Eu me lembro de uma professora de Inglês, na minha adolescência, nas Escolas Fisk da av. D. Pedro. Em São Paulo. Excelente professora, dizia, naqueles anos 70, que lia muito, mas não jornais. Eu compreendia que ela queria viver intensa e plenamente e não se amargurar com os horrores de então.

Hoje começo a agir como aquela jovem professora que, ingratamente, não me recordo o nome.

De tanto ler sobre as insanidades, as sandices, as vergonhas alheias, fui me tornando menos humana, mais calada, com as retinas fatigadas das matérias jornalísticas e a alma pesarosa e infinitamente triste.

E percebo que assim nos querem: depressivos, sem reação, inativos e sem sonhos.

Volto para uma literatura humanista. Os livros para mim sempre foram os meus melhores e mais íntimos amigos, no sentido mais abrangente da palavra. Jamais deixei de ler, mesmo nos meus momentos mais infelizes.

Retomei a leitura de Jorge Amado. Há quantos anos, Jorge, eu não me banqueteava com as suas reflexões e palavras tão certeiras a desenhar a nossa sociedade tão massacrada!

Estive em São Paulo no mês passado e lá fui aos sebos tradicionais da Praça João Mendes. Comprei livros fabulosos, inclusive as memórias do Érico Veríssimo, que eu já havia lido há mais de três décadas. Sim, nos anos 80 eu li quase toda obra do doce humanista de Cruz Alta.
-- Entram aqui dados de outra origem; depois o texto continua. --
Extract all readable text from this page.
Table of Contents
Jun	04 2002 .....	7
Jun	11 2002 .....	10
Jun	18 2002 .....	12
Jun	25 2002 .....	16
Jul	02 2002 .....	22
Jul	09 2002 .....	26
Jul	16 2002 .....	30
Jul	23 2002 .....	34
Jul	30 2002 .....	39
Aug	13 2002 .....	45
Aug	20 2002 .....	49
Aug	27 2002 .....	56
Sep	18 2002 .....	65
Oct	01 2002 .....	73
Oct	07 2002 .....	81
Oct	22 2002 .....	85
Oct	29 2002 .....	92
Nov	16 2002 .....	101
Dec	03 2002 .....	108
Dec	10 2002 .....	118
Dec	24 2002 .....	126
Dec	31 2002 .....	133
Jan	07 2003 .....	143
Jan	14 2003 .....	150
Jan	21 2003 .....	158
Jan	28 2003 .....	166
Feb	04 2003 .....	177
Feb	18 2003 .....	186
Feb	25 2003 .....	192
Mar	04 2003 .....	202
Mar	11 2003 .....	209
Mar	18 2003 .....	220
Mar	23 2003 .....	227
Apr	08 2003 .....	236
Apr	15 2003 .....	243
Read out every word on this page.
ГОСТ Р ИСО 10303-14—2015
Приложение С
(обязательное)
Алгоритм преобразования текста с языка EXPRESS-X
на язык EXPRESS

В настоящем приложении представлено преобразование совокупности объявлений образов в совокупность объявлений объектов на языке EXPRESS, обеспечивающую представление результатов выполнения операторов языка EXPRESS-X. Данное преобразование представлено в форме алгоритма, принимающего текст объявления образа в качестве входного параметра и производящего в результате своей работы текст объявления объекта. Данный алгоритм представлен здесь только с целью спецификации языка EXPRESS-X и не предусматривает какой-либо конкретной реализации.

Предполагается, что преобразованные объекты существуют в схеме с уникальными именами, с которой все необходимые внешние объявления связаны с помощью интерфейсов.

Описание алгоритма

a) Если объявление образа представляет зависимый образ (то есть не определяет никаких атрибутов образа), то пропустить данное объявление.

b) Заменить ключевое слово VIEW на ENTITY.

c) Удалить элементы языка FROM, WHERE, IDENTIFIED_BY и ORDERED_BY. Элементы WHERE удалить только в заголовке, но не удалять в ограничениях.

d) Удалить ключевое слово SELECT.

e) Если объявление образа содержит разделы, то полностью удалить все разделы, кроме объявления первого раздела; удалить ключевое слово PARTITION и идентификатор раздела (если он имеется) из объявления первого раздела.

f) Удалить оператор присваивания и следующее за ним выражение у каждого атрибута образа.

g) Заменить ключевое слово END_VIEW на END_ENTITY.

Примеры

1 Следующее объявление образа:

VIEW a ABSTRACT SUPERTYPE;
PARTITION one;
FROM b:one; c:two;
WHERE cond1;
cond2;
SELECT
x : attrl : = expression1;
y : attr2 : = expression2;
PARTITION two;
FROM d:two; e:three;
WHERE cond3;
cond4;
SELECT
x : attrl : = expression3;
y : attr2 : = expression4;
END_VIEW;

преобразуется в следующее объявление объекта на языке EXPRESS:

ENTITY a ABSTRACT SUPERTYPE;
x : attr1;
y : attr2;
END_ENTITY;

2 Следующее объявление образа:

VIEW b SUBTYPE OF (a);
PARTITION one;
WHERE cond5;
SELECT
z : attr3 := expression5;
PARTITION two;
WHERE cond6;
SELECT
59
Ali, nessa obra riquíssima de humanismo e presença , “Solo de Clarineta”, leio:

“O poente começava a avermelhar-se para o lado do Cadeado, conhecido também como o lado dos Veríssimo, pois era para aquelas bandas que meu avô paterno tivera um dia campos e estâncias. A estrela vespertina cintilava no firmamento. Eu estava em paz com o mundo e comigo mesmo. À noite, na frente da casa – planejava – íamos brincar de índios peles-vermelhas e cowboy. Eu seria o bravo Buffalo Bill. Mãos ao alto! A vida era boa. O mundo estava certo. Deus tinha sempre razão. E Deus era bom”.